Student decries ‘censorship’ of artwork project
The work was part of an exhibition opened last night by more than 100 students at Coláiste Stiofáin Naofa in Cork, where Gráinne McHugh has done a one-year creative ceramics course. She put up her Orwellian work on Wednesday, depicting a scene in which bandana-wearing “piggy bank robbers” stand under a wall with the slogan “All Animals Are Equal But Some Are More Equal Than Others” from George Orwell’s novel Animal Farm, a satire on communist Russia, painted across a financial newspaper.
The scene features four smaller pigs to represent ordinary citizens but two banners she had put over them were removed by course director Stefanie Dinkelbach when she arrived at college yesterday. The red banners carried slogans from the 1968 social protests in France: “Art is dead, let’s liberate our everyday life” and “Run Comrades, the old world is behind us”.
“When I arrived in this morning, the banners had been taken down. It’s like political censorship, but if they didn’t want anything political we should have been told beforehand,” said Gráinne, who has campaigned against US military use of Shannon Airport.

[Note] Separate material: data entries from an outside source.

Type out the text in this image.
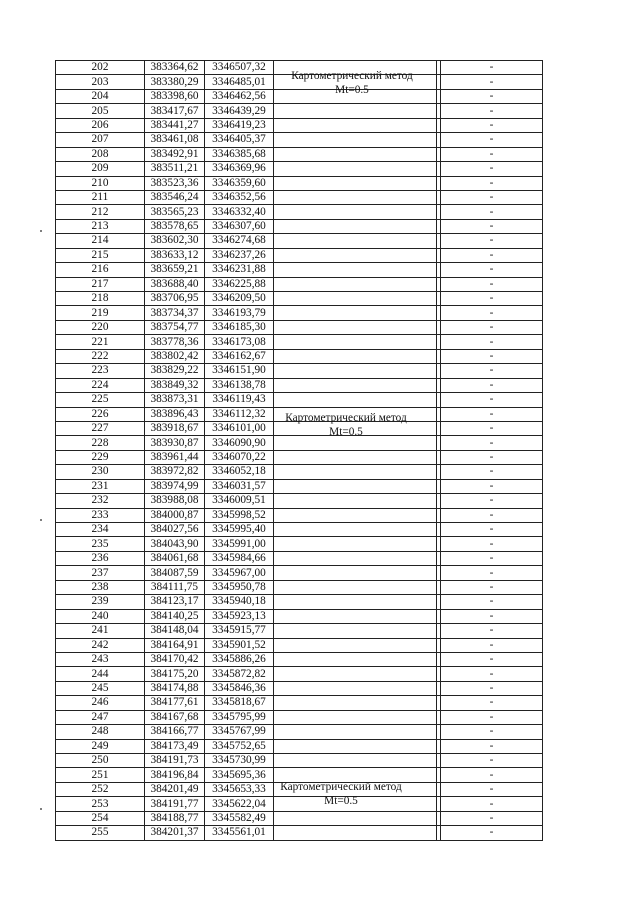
202	383364,62	3346507,32			-
203	383380,29	3346485,01			-
204	383398,60	3346462,56			-
205	383417,67	3346439,29			-
206	383441,27	3346419,23			-
207	383461,08	3346405,37			-
208	383492,91	3346385,68			-
209	383511,21	3346369,96			-
210	383523,36	3346359,60			-
211	383546,24	3346352,56			-
212	383565,23	3346332,40			-
213	383578,65	3346307,60			-
214	383602,30	3346274,68			-
215	383633,12	3346237,26			-
216	383659,21	3346231,88			-
217	383688,40	3346225,88			-
218	383706,95	3346209,50			-
219	383734,37	3346193,79			-
220	383754,77	3346185,30			-
221	383778,36	3346173,08			-
222	383802,42	3346162,67			-
223	383829,22	3346151,90			-
224	383849,32	3346138,78			-
225	383873,31	3346119,43			-
226	383896,43	3346112,32			-
227	383918,67	3346101,00			-
228	383930,87	3346090,90			-
229	383961,44	3346070,22			-
230	383972,82	3346052,18			-
231	383974,99	3346031,57			-
232	383988,08	3346009,51			-
233	384000,87	3345998,52			-
234	384027,56	3345995,40			-
235	384043,90	3345991,00			-
236	384061,68	3345984,66			-
237	384087,59	3345967,00			-
238	384111,75	3345950,78			-
239	384123,17	3345940,18			-
240	384140,25	3345923,13			-
241	384148,04	3345915,77			-
242	384164,91	3345901,52			-
243	384170,42	3345886,26			-
244	384175,20	3345872,82			-
245	384174,88	3345846,36			-
246	384177,61	3345818,67			-
247	384167,68	3345795,99			-
248	384166,77	3345767,99			-
249	384173,49	3345752,65			-
250	384191,73	3345730,99			-
251	384196,84	3345695,36			-
252	384201,49	3345653,33			-
253	384191,77	3345622,04			-
254	384188,77	3345582,49			-
255	384201,37	3345561,01			-
Картометрический метод
Mt=0.5
Картометрический метод
Mt=0.5
Картометрический метод
Mt=0.5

“I just feel it’s unfair to control art work, it should be about the artists. I think the teachers are afraid of political activism, and don’t want to rock any boats,” she said.
Ms McHugh said she was connecting the greed and accumulation in Animal Farm with that in Ireland and the work is a response to the bailing out of banks and property developers.
Ms Dinkelbach said there was no censorship but that as curator of her students’ work, she has the final say on what should appear. But, she said, there is a policy not to show anything which might cause offence as the college’s exhibitions have a wide audience, with sexually suggestive material being among other works removed for the show.
“In Gráinne’s case, there is still a strong political message but I felt the banners did not help to deliver it,” she said.
“The rest of the class put up their work on Monday and I’d discussed changes with each of them but she only came to put hers up on Wednesday and it was different to what we had agreed,” Ms Dinkelbach said.
The student was hoping last night to be able to re-insert the banners, having informed college authorities at her unhappiness, saying she takes full responsibility for their overall meaning.